Sebuah perjalanan membawa saya ke Dukuh Tegalsari, Desa Kemudo, Kecamatan Prambanan, Kabupaten Klaten, Jawa Tengah. Tujuan saya yakni mencari makam keluarga Belanda, Europeesche Familiegraafplaats Andre-Mac Gillavry. Makam tersebut berada satu kompleks dengan makam Islam Jawa di Pemakaman Umum Kemudo, di sebelah barat Balai Desa Kemudo.

Setelah sekitar 30 menit berkeliling Desa Kemudo, nampak dari kejauhan seorang petani yang sedang berladang. Saya memutuskan mendekat dan menanyakan keberadaan makam. “Pak, mohon maaf mengganggu. Anda paham makam Belanda di Dukuh Tegalsari Kemudo?” begitu sekiranya pertanyaan saya. Dengan ramah, beliau menjawab dan menunjukan arah makam yang saya maksud.
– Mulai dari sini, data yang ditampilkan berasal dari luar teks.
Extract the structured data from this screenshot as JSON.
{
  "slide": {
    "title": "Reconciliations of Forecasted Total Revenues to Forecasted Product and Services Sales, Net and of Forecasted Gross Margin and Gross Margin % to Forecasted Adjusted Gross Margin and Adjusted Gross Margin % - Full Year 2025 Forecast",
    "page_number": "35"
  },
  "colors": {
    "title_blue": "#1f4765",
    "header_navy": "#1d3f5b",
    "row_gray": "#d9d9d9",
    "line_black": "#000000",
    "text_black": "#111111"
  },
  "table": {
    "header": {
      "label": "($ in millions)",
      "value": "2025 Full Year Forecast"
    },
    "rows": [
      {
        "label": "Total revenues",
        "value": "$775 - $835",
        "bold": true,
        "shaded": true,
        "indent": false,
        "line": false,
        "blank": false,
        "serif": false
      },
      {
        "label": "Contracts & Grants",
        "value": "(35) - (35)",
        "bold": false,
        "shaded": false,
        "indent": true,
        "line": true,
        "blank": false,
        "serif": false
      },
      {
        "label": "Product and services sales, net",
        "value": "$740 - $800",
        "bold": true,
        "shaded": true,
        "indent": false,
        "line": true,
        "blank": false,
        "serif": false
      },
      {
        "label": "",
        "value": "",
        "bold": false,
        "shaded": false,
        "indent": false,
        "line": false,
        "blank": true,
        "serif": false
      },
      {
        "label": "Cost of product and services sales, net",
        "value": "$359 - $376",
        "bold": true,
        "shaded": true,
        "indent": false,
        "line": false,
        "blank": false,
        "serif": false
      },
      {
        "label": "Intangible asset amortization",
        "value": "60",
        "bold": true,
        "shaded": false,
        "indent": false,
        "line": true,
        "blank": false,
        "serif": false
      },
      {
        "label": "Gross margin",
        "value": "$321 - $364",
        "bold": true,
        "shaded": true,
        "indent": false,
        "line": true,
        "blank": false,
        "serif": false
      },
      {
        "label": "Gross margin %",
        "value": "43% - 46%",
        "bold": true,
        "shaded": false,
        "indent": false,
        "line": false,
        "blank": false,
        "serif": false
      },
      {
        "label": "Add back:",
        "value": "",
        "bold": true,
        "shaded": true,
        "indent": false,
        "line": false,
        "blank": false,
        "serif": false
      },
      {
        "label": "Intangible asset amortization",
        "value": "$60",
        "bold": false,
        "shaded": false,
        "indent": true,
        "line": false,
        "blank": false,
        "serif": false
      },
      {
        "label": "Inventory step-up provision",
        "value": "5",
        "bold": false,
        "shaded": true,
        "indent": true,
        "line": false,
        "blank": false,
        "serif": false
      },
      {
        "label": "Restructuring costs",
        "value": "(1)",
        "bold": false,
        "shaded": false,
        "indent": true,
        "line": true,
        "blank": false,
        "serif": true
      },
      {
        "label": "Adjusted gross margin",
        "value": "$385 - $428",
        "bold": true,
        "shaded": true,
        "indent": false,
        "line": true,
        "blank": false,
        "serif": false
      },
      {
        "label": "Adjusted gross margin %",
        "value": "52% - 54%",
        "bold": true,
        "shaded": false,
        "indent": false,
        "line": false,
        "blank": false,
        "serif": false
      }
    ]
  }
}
Meski sudah mengikuti petunjuknya, saya tetap saja kebablasan saat memasuki gang di perkampungan. Tapi inilah seni petualang, saya malah bisa bertegur sapa dengan warga yang tinggal di sana.

Entah tidak sengaja atau kebetulan, tanpa disadari, makam keluarga Andre-Mac Gillavry sudah saya lalui sebelumnya. Makam tersebut berada di belakang masjid tempat saya istirahat dan salat.

“Oh ternyata, belakang masjid yang dimaksud si bapak tadi Masjid Al Huda toh. Terus saya harus melompat tembok? Atau ada jalan masuk utama? Ah, bukan. Harus lewat timur,” begitu kira-kira saya gumam ketika pertama kali menemukan lokasi makam. Lalu, tibalah saya di depan pintu gerbang makam keluarga Andre-Mac Gillavry yang berada di sebelah timur Masjid Al Huda.

Jika ingin berziarah ke sini, pengunjung bisa melalui jalan desa samping Kantor Balai Desa Kemudo, ke arah barat. Dari sana, pengunjung bisa langsung menuju makam. Jika mengikuti posisi saya dari Masjid Al Huda, maka harus jalan memutar lebih dahulu untuk tiba di makam. 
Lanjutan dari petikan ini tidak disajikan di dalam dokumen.